So... We moved. I sat in my closet for a week... she cried a bunch. But... we still had each other. Thank God. Barbie was a thing of the past... and New Kids on the Block had entered our lives. We wore bras and talked about boys. (Talked a lot... about boys...) We were 4 years apart in school, so we never got to do that part of life together. She was still in elementary school... and I was in 8th grade. We got acclimated fairly quickly, and began to 'blend in' as best we could. I made some really awesome friends right away... with whom I'm still in contact. :) She made a group of good friends as well. She got picked on a lot, however... and it made me mental. I remember going to her school, and staring down kids as they mocked my Sister. Don't you know!? You don't get to fuck with her! Things have been hard enough! Assholes. I made many threatening phone calls, and a few more threatening appearances... but it didn't really help. Once again... I failed her. Something has got to give...

My new friends were awesome to her, and she started to hang with us more and more. By the time she was 12... we would take her glasses from her, make up her face, stuff her bra... and take her with us (Blind and naive) to parties. I got her drunk for the first time, and took her to the lakes with me. Our schools were connected, so my friends and I would go pull her out of school when we were leaving (Unbeknownst to our parents... She had many Dentist appointments... and my 15 year old self was taking her? They bought it... and off we went. Naughty). I introduced her to hot boys from other cities, colored her hair blond, included her in everything, and had my partner in crime back. I even made her change what kind of undies she sported. Boys don't like 'Granny Panties' (Or... GPs)... and that is what is important in life. Right? :)  We took to buying each other what we called 'lucky panties'. 'LPs'. The more stripperish, the better. Tiny, made of string and bling, butt floss. Every birthday and Christmas... we exchanged LPs. (I still have a few of them... for old school, good measure) She was no longer tattling on me to Mom and Dad... because she was with me, and wearing tiny undies. It was a win-win. :) I was still getting straight As, and ended up having a darling (Mmmm hhhmmm) boyfriend. (Yeah... he tricked me...) :) She and I had a lot of fun, and things were good... for a minute.

Meanwhile... back at the ranch...

Our 'happy' family had started to fall apart. Things from the past had reared their ugly heads, and my parents had begun to loathe each other. My Mom was sleeping on the couch, my Dad was angry 24/7... and my Sister and I were teenagers. Hormonal, emotional, teenage girls. Can you imagine the stress level? Holy shit. You could have cut the tension with a knife most days. To make matters worse, she and I had grown into ourselves. We became darling overnight, and there were suddenly lots of boys. Stemming from issues in our past... we definitely struggled with how to deal with that. So... we just... went crazy. Our poor parents.

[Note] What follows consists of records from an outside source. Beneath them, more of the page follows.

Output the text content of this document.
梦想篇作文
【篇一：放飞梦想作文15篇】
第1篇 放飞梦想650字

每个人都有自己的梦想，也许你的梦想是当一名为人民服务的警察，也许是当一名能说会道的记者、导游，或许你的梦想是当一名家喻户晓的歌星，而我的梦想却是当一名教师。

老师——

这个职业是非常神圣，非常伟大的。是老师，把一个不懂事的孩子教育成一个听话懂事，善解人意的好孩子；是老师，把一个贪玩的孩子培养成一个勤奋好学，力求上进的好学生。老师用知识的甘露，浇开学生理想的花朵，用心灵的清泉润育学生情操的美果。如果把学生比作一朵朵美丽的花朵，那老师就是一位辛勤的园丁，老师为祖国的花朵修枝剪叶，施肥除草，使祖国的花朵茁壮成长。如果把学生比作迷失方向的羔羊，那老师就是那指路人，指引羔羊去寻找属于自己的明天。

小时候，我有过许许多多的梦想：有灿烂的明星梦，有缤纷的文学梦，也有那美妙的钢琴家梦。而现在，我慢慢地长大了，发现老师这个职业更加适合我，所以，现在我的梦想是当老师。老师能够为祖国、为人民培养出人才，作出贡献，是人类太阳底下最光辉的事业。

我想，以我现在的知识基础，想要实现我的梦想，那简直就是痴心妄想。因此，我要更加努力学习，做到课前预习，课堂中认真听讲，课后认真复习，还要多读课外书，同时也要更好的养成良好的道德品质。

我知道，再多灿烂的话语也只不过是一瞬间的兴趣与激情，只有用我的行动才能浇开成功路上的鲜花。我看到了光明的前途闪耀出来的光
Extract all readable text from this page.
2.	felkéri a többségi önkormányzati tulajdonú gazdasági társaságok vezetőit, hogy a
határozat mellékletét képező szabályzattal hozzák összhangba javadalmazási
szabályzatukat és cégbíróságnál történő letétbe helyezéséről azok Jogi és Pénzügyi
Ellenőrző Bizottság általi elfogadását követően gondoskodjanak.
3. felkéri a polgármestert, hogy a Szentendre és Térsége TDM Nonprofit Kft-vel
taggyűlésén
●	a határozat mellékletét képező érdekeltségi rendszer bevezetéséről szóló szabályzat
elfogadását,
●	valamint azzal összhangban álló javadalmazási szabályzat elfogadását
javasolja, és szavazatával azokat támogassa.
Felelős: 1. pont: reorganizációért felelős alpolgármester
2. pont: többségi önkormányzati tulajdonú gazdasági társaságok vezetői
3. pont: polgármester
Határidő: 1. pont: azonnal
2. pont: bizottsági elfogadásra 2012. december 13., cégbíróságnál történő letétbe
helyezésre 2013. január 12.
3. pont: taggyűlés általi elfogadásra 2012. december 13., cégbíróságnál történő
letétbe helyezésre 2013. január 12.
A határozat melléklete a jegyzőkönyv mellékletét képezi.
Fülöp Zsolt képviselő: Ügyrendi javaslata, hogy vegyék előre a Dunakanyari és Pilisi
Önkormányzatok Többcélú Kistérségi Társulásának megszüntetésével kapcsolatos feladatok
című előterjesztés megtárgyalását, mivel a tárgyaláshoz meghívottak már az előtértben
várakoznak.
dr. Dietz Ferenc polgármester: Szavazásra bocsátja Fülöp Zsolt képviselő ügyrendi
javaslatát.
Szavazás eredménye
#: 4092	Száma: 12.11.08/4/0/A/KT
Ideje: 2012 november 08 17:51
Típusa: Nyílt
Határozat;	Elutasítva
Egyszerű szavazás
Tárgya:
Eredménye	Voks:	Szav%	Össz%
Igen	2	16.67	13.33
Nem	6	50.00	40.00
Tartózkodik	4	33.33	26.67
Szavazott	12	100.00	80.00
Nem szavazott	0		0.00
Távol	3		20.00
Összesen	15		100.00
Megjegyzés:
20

On top of their foul, failing marriage... they had to deal with 2 unruly girls, who had some serious anger and men issues. For the love... ugh. We spent many nights crying on my bed, and solving the world's problems. We were in this together, and we were our main support. None of our friends understood... like we understood. I'm surprised any of them even talked to us at this point. We became even closer, and our bond was what helped us through the next few brutal years.

Our parents divorced when I was 17 and she was 14. It was the beginning of what we remember as... Hell. I took my Dad's side, and moved in with him. My Sister and Mom were living together, and my Mom was losing it. We lost a loooong list of people during that time, including my Grandpa Bud, and Morgan's best friend Henry. He was murdered. It was swell... :( She still cries about it. I'll never forget that phone call. My Mom's best friend and her 3 daughters were killed in a plane crash (The pilot was a man my Mom had recently dated, and flown all over with...) They were our second family, and I'm not sure any of us have even dealt with that. I will leave out a bunch of terrible things that happened... just because it is just too much... but trust me... it was a brutal 5 or 6 years. Nonstop tragedy and turmoil. Rape, money issues, family issues, depression, my 'dark period'. I believe there were even... dog fights? In St. Paul? Somewhere in there, anyway. :) But... the thing is... we had each other. During all of the 'Hell' years, we still found reasons to laugh. Reasons to be happy, and things for which to be grateful. (We reached... believe me... but we made it happen) :) We always joke about finding our inner Polyanna. Sometimes even that bitch won't cut it. :) We still bought LPs, and still sat on beds and laughed. It was how we coped.

Somehow, in the aftermath of all of that madness... we both ended up ok. We only carry some of that with us in life... once again, denial and selective memory work wonders. :) We both married amazing, hard working, kind, hot, only children. (Who needs another Sister anyway?) We both did that fairly young. We both have a beautiful Son and Daughter, and we love each others kids like our own. We, of course,  helped each other deliver all 4 children. I even got to don scrubs, and be in the room for her c-section. We can't do that stuff without one another. It just ain't happenin'. :) She is the first person I call in the morning, and the only person who knows as much about me... as I do. Our Husbands have never really understood our relationship. Only a few of our closest friends even get it. We have our own language, and voices we use while speaking of certain things. We can laugh about the dumbest shit... for hours, and speak in broken sentences. Cuz... "I know what you are saying." I have to admit, I felt like I did my daughter a disservice when I didn't give her a Sister. She and her Brother are sooo close. I might even say 'besties', but it just can't be the same... can it? I never had a brother, so I'm not sure if it will ever be the same bond.  I do know one thing, though... I will do everything in my power to make sure they never have to go through what we did... to build that type of relationship. They will be besties... just because they are. Even trade? :)

People have said that every child in a home has a different 'childhood'. She saw everything from her own perspective, of course, and would maybe disagree with me on a few things. Like... the part when I said it was my 'calling' to do hair. You should have seen her bangs on any given day :) I will never know what it would have been like to go through my crazy life without Morgan. (Or my mom...) I look back at some of the shit storm that was our lives, and think how fortunate I am that things turned out the way they did. I literally am forever grateful. Even if LPs have turned into GPs... and we aren't the darling sissies we once were... and talking about boys has turned into convos about 'obeseness', (that's what we lovingly call obesity... cuz if you don't call it the real name... it can't be really happening... right?) wrinkles, bullies, health scares, dance, bills, husbands etc... we are still the same best friends who have been through the ringer and came out the other side. 2 girls that depend on each other, and are the only constants we will ever have. My Husband could leave me tomorrow (He won't... but... in theory... it could happen) and I'd still have Morgan. We can't stay mad at each other for more that 5 minutes... because we have something really important to tell each other that just can't wait. We don't agree on everything, but we always hear each other out. We cheer each other on through life. And, basically live by the saying "when life hands you lemons... call your Sister." I could go on and on... but I think you get the point. :)

A friend of mine with 2 daughters once asked me how my Sister and I are so close. Her girls are always at each others throats. I simply answered with this "It's never a guarantee that you will be close to your siblings. But... when you go through what we have together... there really isn't another option." End of story.